L’elenco delle “mance” inserite nel decreto – e citate dal Fatto Quotidiano – è lungo: si va dall’emendamento per incrementare di 70 milioni il fondo per i contributi diretti all’editoria, allo stanziamento di fondi per “la realizzazione di una piattaforma d’altura davanti al porto di Venezia”, proposto da Pierpaolo Baretta e Renato Brunetta, entrambi veneziani.

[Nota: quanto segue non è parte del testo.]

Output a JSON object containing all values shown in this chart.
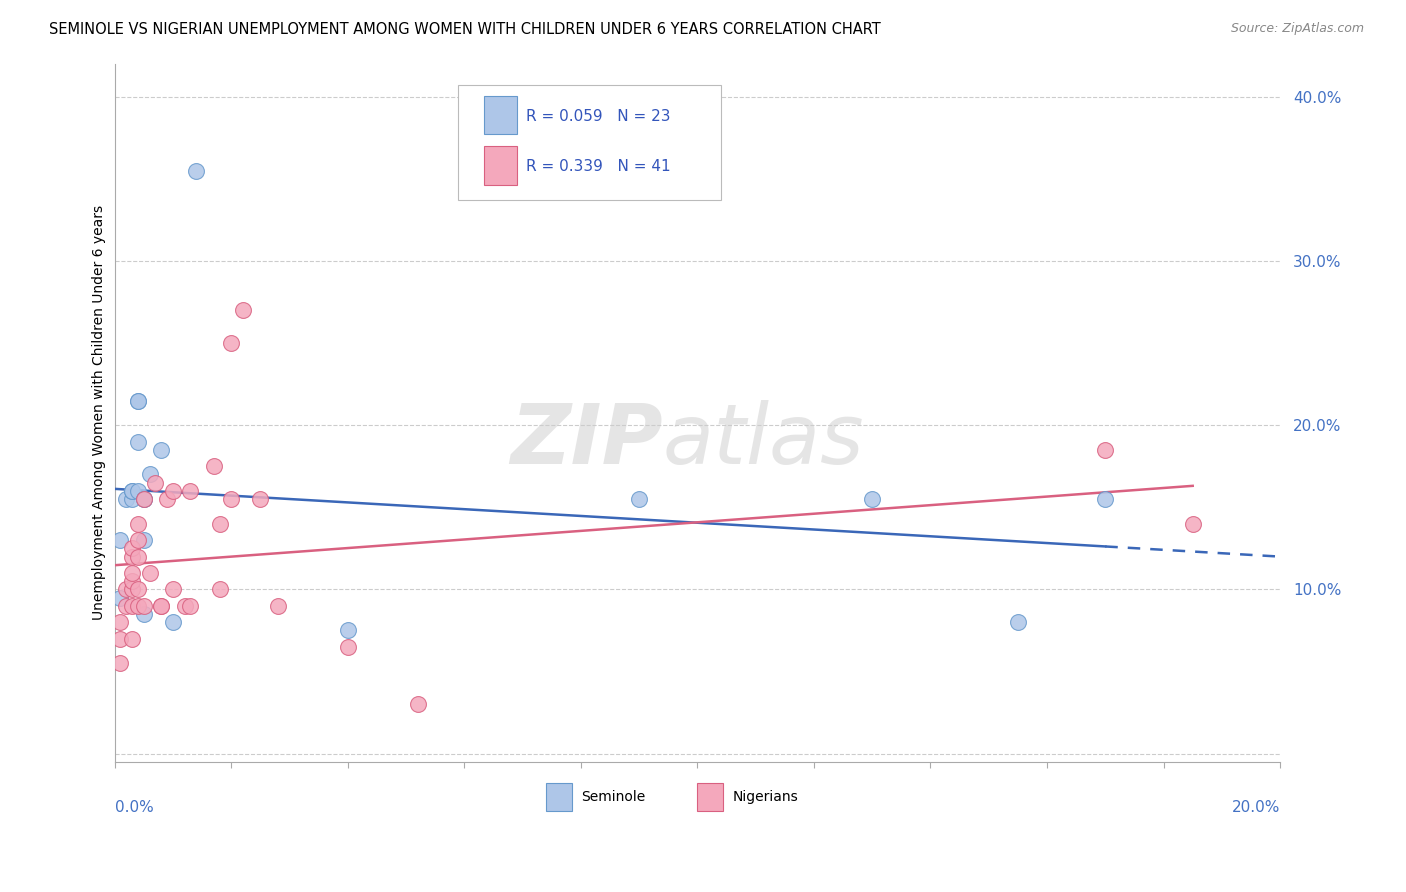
{
  "title": "SEMINOLE VS NIGERIAN UNEMPLOYMENT AMONG WOMEN WITH CHILDREN UNDER 6 YEARS CORRELATION CHART",
  "source": "Source: ZipAtlas.com",
  "ylabel": "Unemployment Among Women with Children Under 6 years",
  "xlim": [
    0.0,
    0.2
  ],
  "ylim": [
    -0.005,
    0.42
  ],
  "yticks": [
    0.0,
    0.1,
    0.2,
    0.3,
    0.4
  ],
  "ytick_labels": [
    "",
    "10.0%",
    "20.0%",
    "30.0%",
    "40.0%"
  ],
  "xticks": [
    0.0,
    0.02,
    0.04,
    0.06,
    0.08,
    0.1,
    0.12,
    0.14,
    0.16,
    0.18,
    0.2
  ],
  "seminole_color": "#aec6e8",
  "nigerian_color": "#f4a8bc",
  "seminole_edge": "#6699cc",
  "nigerian_edge": "#d96080",
  "seminole_line_color": "#3a67b8",
  "nigerian_line_color": "#d96080",
  "seminole_R": 0.059,
  "seminole_N": 23,
  "nigerian_R": 0.339,
  "nigerian_N": 41,
  "seminole_x": [
    0.001,
    0.001,
    0.002,
    0.003,
    0.003,
    0.003,
    0.004,
    0.004,
    0.004,
    0.004,
    0.005,
    0.005,
    0.005,
    0.005,
    0.006,
    0.008,
    0.01,
    0.014,
    0.04,
    0.09,
    0.13,
    0.155,
    0.17
  ],
  "seminole_y": [
    0.095,
    0.13,
    0.155,
    0.155,
    0.16,
    0.16,
    0.16,
    0.19,
    0.215,
    0.215,
    0.085,
    0.13,
    0.155,
    0.155,
    0.17,
    0.185,
    0.08,
    0.355,
    0.075,
    0.155,
    0.155,
    0.08,
    0.155
  ],
  "nigerian_x": [
    0.001,
    0.001,
    0.001,
    0.002,
    0.002,
    0.003,
    0.003,
    0.003,
    0.003,
    0.003,
    0.003,
    0.003,
    0.004,
    0.004,
    0.004,
    0.004,
    0.004,
    0.005,
    0.005,
    0.006,
    0.007,
    0.008,
    0.008,
    0.009,
    0.01,
    0.01,
    0.012,
    0.013,
    0.013,
    0.017,
    0.018,
    0.018,
    0.02,
    0.02,
    0.022,
    0.025,
    0.028,
    0.04,
    0.052,
    0.17,
    0.185
  ],
  "nigerian_y": [
    0.055,
    0.07,
    0.08,
    0.09,
    0.1,
    0.07,
    0.09,
    0.1,
    0.105,
    0.11,
    0.12,
    0.125,
    0.09,
    0.1,
    0.12,
    0.13,
    0.14,
    0.09,
    0.155,
    0.11,
    0.165,
    0.09,
    0.09,
    0.155,
    0.1,
    0.16,
    0.09,
    0.09,
    0.16,
    0.175,
    0.1,
    0.14,
    0.155,
    0.25,
    0.27,
    0.155,
    0.09,
    0.065,
    0.03,
    0.185,
    0.14
  ]
}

Non mancano altri finanziamenti: alla Fiera di Verona 259 mila euro per i prossimi tre anni, per diretto interessamento del deputato veneto Alberto Giorgetti; al comune di Sciacca, per interesse del deputato Giuseppe Marinello per assunzione di lavoratori socialmente utili nel comune siciliano; 1,8 milioni di euro per l’Ente per il Microcredito il cui presidente Mario Baccini è stato in Aula promotore dell’emendamento; ancora finanziamenti per la Pedemontana di Formia per cui si spendono 5 milioni di euro l’anno. Si tenta anche di salvare il salvabile: un emendamento presentato da due esponenti del Pdl punta a tenere ancora in vita l’Eipli, Ente per lo sviluppo dell’irrigazione e la trasformazione fondiaria in Puglia e Lucania, che il Governo aveva soppresso lo scorso dicembre, dando alle regioni sei mesi di tempo per chiudere tutto.
Come se non bastasse, tra vitalizi e mance salvate, spuntano anche i costi per l’alfabetizzazione linguistica e informatica dei nostri parlamentari: nel 2012 il progetto di bilancio della Camera parla di un milione e duecentomila euro complessivi di spese per corsi di lingue e informatica: 400mila euro annui.
In un periodo di “lacrime e sangue” per i cittadini, risaltano anche le spese degli onorevoli per le telefonate: due milioni e duecentoquindicimila euro (1,5 milioni di telefonia fissa; 550 mila euro per quella mobile); 600 mila euro le spese per francobolli e spedizioni. Alla faccia dell’austerity!